I am trying to show that if for every bounded stopping time $\tau$ it holds that $E(X_{\tau})=E(X_{0})$ then ${X_{n}}$ is a discrete time martingale.
I have a few questions on my ideas on solving this.
First I consider a set $A \in F_{n}.$ I define $\tau= n-1$ for $\omega \in A$ and $\tau= n$ for $\omega \in A^{c}.$ I want to show that this definition of $\tau$ is a stopping time; that is $\{ \tau \le t \} \in F_{t}$ for all $t$. I am not quite sure if I know how to show this correctly: $\{ \tau \le t \}=(A\cap\{n-1 \le t\})\cup (A^c\cap\{n \le t\}) \in F_{t}.$ I am not sure if I formulated the algebra correctly here. Any help would be appreciated.
If I can show that $\tau$ is a stopping time then I know I can show $E(X_{n-1}1_{A})=E(X_{n}1_{A}),$ where $1_{A}$ is the indicator function for the set A. Is this enough to conclude $X_{n}$ is a martingale. Why?
First of all, note that you have to consider $A \in \mathcal{F}_{\color{red}{n-1}}$ (otherwise $\tau$ fails to be a stopping time). Although I understand very well what you want to say with the following line
$$\{\tau \leq t\} = (A \cap \{n-1 \leq t\}) \cup (A^c \cap \{n \leq t\})$$
this is not written up nicely (e.g. what exactly is $\{n-1 \leq t\}$ supposed to mean?). From my point of view it is much clearer to write
$$\{\tau \leq t\} = \begin{cases} \emptyset, & t \leq n-2, \\ A & t =n-1, \\ \Omega, & t \geq n. \end{cases}$$
Since $A \in \mathcal{F}_{n-1}$, this identity shows that $\tau$ is a stopping time.

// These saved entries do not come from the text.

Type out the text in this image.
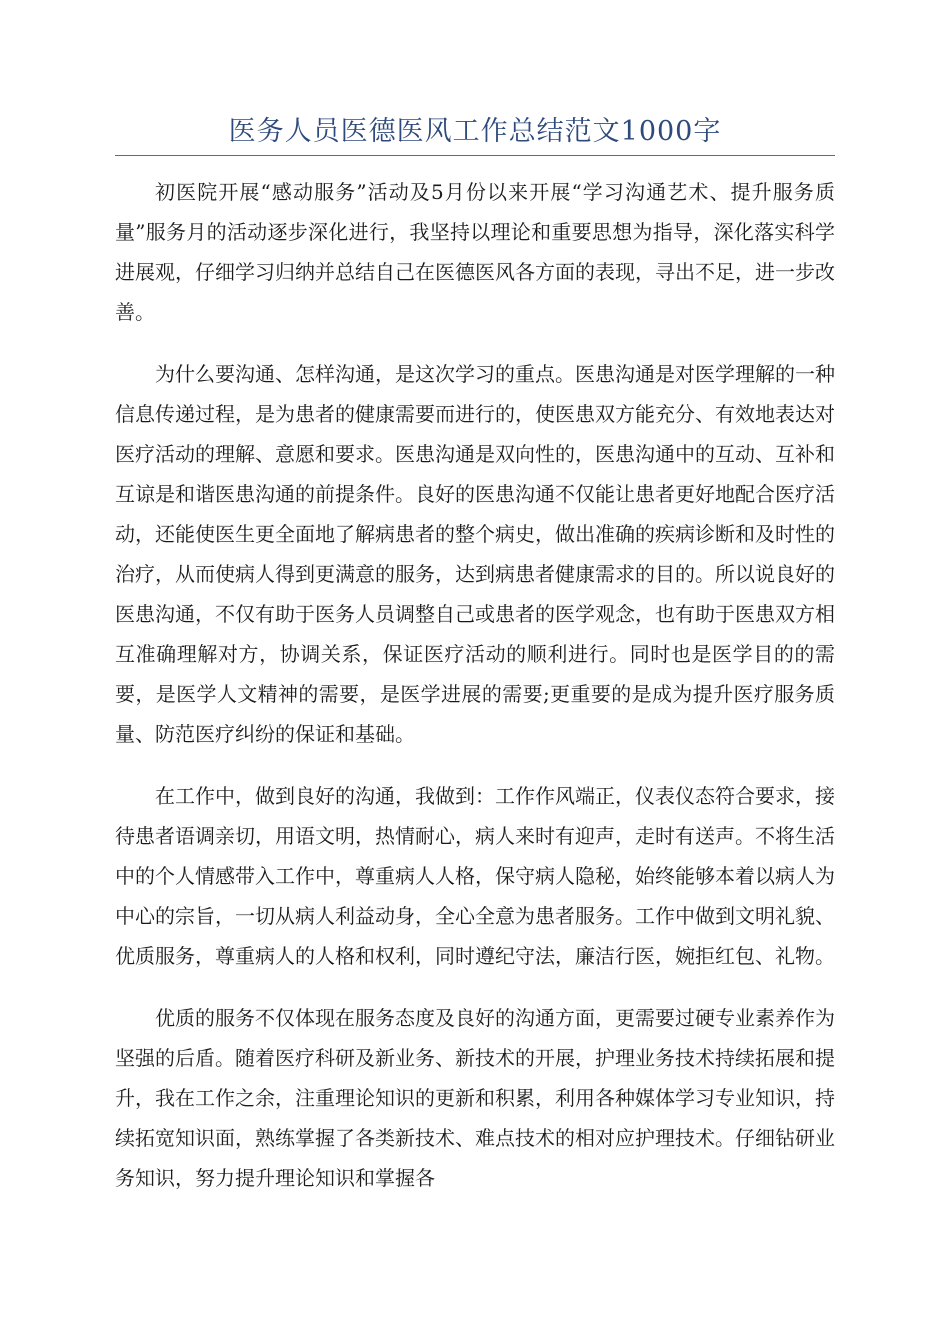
医务人员医德医风工作总结范文1000字

初医院开展“感动服务”活动及5月份以来开展“学习沟通艺术、提升服务质量”服务月的活动逐步深化进行，我坚持以理论和重要思想为指导，深化落实科学进展观，仔细学习归纳并总结自己在医德医风各方面的表现，寻出不足，进一步改善。

为什么要沟通、怎样沟通，是这次学习的重点。医患沟通是对医学理解的一种信息传递过程，是为患者的健康需要而进行的，使医患双方能充分、有效地表达对医疗活动的理解、意愿和要求。医患沟通是双向性的，医患沟通中的互动、互补和互谅是和谐医患沟通的前提条件。良好的医患沟通不仅能让患者更好地配合医疗活动，还能使医生更全面地了解病患者的整个病史，做出准确的疾病诊断和及时性的治疗，从而使病人得到更满意的服务，达到病患者健康需求的目的。所以说良好的医患沟通，不仅有助于医务人员调整自己或患者的医学观念，也有助于医患双方相互准确理解对方，协调关系，保证医疗活动的顺利进行。同时也是医学目的的需要，是医学人文精神的需要，是医学进展的需要;更重要的是成为提升医疗服务质量、防范医疗纠纷的保证和基础。

在工作中，做到良好的沟通，我做到：工作作风端正，仪表仪态符合要求，接待患者语调亲切，用语文明，热情耐心，病人来时有迎声，走时有送声。不将生活中的个人情感带入工作中，尊重病人人格，保守病人隐秘，始终能够本着以病人为中心的宗旨，一切从病人利益动身，全心全意为患者服务。工作中做到文明礼貌、优质服务，尊重病人的人格和权利，同时遵纪守法，廉洁行医，婉拒红包、礼物。

优质的服务不仅体现在服务态度及良好的沟通方面，更需要过硬专业素养作为坚强的后盾。随着医疗科研及新业务、新技术的开展，护理业务技术持续拓展和提升，我在工作之余，注重理论知识的更新和积累，利用各种媒体学习专业知识，持续拓宽知识面，熟练掌握了各类新技术、难点技术的相对应护理技术。仔细钻研业务知识，努力提升理论知识和掌握各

Yes. By the very definition of conditional expectation
$$\forall A \in \mathcal{F}_{n-1}: \qquad \int_A X_n \, d\mathbb{P} = \mathbb{E}(1_A X_n) = \mathbb{E}(1_A X_{n-1}) = \int_A X_{n-1} \, d\mathbb{P}$$
is equivalent to
$$\mathbb{E}(X_{n-1} \mid \mathcal{F}_{n-1}) = X_{n-1}. \tag{1}$$
Combining $(1)$ with the tower property, we find that $(X_n)_{n \in \mathbb{N}}$ is a martingale. (This is a standard exercise in martingale theory; give it a try!)